The term URLs should resolve to pages that explain how values should be
formatted. For example, http://example.org/nmdc/lat_lon
could explain that the
value should be latitude in degrees, a space, and longitude in degrees. This
explanation could be automatically generated by CSVW metadata (authored by the
data steward) that will also be used by a CSV-LD processor to validate the data.
For example, the CSVW metadata for this field could look like
{
"@context": {"@vocab": "http://www.w3.org/ns/csvw#"},
"name": "lat_long",
"separator": " ",
"ordered": true,
"datatype": {
"base": "number",
"minimum": "-180",
"maximum": "180"
}
}
A CSV-LD file is still just a CSV file, so a data consumer can simply ignore the
"extra" headers rows. Each of the "extra" header rows is prefixed by a "#" and a
space, so that popular parsers can recognize these rows as "comment" lines and
skip to the "real" header row, e.g. pandas.read_csv(...,comment="#")
for the
popular Python pandas
data-processing library. They could also click any link
in the column-spec header to learn more about how to interpret the data in that
column. If they have access to a CSV-LD processor, they can use it to validate
the data and/or convert it to another format like JSON (i.e., JSON-LD).
Data stewards are concerned with managing data integrity. They can author
JSON-LD metadata for csvw:Column
entities, as shown in the above example for
http://example.org/nmdc/lat_lon
, and make that metadata downloadable from the
URL used for the column.
A CSV-LD processor will request http://example.org/nmdc/lat_lon
using an HTTP
Accept
header that expresses a preference for a JSON-LD response, whereas a
human loading http://example.org/nmdc/lat_lon
in their browser will get a web
page (HTML) response that the data steward has produced (perhaps auto-generated
from the metadata JSON-LD).
Thus, a data steward needs know how to serve web content, or needs to collaborate with someone who can. I hope to provide in this repository a reference server implementation, written in Python.

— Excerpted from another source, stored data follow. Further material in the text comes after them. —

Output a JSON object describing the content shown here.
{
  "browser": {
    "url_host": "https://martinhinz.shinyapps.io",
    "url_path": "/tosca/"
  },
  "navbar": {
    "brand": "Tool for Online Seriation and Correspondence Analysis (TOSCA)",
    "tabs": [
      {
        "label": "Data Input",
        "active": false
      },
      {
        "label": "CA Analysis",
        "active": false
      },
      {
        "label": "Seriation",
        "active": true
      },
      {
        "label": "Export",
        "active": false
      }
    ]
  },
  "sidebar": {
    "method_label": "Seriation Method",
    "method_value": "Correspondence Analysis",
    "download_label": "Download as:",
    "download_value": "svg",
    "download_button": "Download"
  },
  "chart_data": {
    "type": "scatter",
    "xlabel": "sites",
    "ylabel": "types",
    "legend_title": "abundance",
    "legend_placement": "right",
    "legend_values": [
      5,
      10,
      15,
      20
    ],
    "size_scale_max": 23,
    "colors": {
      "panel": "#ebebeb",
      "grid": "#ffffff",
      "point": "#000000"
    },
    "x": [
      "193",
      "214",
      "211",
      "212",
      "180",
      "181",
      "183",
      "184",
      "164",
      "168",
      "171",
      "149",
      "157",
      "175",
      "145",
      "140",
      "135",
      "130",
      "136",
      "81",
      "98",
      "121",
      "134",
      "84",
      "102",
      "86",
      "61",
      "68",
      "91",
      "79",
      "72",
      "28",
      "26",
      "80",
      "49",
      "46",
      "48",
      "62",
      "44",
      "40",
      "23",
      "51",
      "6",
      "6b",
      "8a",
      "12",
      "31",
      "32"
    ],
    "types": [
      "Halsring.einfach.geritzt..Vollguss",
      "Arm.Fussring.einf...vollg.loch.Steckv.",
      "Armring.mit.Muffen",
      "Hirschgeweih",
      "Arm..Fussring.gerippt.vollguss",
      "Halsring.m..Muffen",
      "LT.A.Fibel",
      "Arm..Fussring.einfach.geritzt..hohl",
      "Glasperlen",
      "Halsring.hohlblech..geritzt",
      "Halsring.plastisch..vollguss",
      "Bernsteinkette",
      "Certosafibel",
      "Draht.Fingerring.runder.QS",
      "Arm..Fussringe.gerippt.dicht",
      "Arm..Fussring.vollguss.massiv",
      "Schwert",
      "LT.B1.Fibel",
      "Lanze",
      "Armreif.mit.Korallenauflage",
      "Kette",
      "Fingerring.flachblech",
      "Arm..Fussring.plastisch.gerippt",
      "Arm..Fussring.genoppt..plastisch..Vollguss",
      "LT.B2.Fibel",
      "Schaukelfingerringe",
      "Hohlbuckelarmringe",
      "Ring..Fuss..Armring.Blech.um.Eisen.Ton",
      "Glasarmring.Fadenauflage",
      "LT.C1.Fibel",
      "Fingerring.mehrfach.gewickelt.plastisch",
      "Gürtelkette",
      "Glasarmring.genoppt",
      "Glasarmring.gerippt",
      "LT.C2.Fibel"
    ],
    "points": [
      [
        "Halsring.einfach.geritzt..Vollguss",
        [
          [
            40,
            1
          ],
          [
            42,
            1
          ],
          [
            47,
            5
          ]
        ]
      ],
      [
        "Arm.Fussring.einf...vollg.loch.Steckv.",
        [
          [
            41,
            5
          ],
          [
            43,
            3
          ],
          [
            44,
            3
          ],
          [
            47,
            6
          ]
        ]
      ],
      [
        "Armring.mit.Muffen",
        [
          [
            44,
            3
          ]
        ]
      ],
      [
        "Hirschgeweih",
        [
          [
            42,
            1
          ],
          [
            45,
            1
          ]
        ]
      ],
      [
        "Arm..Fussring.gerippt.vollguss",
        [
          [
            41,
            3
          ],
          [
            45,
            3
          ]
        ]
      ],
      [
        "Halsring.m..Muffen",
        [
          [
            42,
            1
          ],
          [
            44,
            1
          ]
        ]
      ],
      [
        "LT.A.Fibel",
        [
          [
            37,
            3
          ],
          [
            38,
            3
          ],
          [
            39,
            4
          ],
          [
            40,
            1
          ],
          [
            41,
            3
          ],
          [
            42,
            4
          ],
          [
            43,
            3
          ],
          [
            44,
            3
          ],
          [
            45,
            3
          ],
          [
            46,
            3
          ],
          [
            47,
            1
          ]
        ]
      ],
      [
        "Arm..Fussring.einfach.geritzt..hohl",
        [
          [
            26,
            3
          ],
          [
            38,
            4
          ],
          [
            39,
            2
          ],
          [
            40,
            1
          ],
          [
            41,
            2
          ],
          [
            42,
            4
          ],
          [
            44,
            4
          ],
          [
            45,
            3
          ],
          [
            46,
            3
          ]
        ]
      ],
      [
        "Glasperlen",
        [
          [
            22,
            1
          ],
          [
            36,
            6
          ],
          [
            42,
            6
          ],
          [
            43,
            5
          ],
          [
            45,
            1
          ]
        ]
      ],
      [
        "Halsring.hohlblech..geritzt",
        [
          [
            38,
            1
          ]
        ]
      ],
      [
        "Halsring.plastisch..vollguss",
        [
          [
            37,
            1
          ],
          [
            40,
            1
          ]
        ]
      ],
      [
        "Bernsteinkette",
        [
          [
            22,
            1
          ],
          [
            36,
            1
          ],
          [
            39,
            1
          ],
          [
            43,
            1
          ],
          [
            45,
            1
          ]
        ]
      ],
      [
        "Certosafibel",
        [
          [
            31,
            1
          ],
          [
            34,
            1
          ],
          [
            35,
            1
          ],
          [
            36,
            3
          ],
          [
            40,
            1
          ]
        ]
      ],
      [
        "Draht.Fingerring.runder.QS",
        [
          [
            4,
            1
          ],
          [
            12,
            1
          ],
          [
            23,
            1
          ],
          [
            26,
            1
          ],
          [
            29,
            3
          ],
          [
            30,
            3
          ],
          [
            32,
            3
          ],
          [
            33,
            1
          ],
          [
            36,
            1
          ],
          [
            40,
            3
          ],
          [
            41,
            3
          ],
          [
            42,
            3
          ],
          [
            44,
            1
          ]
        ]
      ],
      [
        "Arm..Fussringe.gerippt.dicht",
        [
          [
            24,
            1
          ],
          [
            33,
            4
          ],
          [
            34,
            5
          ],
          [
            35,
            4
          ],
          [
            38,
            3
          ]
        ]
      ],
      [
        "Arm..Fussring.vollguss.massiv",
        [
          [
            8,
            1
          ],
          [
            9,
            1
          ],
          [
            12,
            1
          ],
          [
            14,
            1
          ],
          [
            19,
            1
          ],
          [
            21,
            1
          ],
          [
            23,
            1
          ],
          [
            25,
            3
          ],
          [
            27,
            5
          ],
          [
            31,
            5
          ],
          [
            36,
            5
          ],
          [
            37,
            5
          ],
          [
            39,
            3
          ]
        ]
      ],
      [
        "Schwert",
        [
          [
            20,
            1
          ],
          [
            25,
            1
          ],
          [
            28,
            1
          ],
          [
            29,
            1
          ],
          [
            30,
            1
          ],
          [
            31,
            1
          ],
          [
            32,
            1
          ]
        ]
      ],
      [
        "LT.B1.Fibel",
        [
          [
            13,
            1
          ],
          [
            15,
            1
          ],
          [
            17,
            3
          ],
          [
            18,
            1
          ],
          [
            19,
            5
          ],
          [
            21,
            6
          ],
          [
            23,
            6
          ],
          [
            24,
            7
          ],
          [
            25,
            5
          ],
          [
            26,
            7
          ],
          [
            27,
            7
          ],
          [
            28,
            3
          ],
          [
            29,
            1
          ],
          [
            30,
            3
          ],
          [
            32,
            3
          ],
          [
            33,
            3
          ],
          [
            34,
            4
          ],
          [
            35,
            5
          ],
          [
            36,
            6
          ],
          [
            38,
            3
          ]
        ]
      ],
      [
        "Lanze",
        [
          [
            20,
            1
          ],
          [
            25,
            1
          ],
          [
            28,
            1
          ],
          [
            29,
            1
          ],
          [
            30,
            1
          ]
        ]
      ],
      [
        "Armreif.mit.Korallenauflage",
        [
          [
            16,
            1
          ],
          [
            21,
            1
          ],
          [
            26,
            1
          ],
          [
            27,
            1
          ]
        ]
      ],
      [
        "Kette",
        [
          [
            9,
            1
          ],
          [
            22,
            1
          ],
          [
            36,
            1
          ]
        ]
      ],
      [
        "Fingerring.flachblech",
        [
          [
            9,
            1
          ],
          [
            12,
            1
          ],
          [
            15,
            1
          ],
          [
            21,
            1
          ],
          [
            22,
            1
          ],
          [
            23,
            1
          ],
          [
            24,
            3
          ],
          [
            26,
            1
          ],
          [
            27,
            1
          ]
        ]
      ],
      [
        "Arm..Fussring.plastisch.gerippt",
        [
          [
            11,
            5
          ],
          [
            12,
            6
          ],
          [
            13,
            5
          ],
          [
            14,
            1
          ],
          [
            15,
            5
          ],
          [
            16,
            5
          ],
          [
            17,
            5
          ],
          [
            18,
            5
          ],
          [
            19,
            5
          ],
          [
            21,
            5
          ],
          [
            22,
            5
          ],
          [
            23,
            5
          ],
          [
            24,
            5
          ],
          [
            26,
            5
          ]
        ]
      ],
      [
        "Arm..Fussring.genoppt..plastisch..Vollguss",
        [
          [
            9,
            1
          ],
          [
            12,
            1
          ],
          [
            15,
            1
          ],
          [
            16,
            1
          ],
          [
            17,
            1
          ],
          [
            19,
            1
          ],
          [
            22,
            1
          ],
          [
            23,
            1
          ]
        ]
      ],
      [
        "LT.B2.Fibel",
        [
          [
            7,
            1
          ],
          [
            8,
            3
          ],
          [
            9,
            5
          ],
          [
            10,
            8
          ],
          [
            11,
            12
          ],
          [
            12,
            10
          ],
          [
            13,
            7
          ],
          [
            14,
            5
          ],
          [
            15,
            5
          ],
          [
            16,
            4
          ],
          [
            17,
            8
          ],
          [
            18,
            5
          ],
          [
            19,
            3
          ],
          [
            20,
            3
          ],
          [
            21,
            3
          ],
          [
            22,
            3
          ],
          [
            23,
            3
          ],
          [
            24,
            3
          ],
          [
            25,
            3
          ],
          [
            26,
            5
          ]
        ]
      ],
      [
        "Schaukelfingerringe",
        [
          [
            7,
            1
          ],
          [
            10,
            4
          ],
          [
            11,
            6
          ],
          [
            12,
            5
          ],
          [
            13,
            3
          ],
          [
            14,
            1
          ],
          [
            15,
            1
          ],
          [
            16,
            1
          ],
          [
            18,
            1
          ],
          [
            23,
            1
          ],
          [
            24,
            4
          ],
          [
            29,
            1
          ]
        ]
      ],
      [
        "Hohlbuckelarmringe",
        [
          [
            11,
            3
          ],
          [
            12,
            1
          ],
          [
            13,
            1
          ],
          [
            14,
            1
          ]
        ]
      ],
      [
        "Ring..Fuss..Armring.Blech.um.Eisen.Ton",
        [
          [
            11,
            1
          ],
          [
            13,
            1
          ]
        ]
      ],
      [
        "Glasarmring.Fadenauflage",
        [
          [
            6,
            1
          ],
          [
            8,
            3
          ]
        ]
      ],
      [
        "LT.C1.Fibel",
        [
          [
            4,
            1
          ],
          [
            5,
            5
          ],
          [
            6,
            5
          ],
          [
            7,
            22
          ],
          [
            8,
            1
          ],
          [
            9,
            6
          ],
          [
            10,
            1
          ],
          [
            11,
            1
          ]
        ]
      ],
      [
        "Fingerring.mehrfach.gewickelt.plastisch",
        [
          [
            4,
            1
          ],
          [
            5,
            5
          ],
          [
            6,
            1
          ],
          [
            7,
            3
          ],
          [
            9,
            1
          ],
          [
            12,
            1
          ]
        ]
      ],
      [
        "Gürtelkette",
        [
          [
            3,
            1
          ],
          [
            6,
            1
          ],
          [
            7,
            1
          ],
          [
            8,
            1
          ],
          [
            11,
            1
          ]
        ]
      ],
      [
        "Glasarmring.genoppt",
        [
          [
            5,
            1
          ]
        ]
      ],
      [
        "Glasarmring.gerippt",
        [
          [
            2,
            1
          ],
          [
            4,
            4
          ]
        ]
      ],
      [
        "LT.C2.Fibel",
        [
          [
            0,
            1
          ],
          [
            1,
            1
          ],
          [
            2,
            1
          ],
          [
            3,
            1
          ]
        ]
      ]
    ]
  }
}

The final stakeholder in the CSV-LD world is the implementer of a CSV-LD processor. A more detailed specification is to come, but I will try to adhere to a "worse is better" approach that prioritizes simplicity of implementation. Furthermore, this repository will host a reference CSV-LD processor implementation, written in Python. Perhaps the reference implementation will be good enough for most.
One thing to note here is that the job of the data producer is to aggregate a set of records (rows) with well-defined fields (columns). What a record is or should be, i.e. its type or class, and thus e.g. which columns are required, is left open to data consumers depending on the application.
Validating a record as a whole is important, and the CSVW metadata spec can help with this task. I expect to elaborate later on how exactly a CSV-LD processor may be invoked e.g. as
csvld --entity "http://example.org/nmdc/BioSample" --out data.json data.csv
to validate each row of the CSV-LD, in addition to independently validating each column value.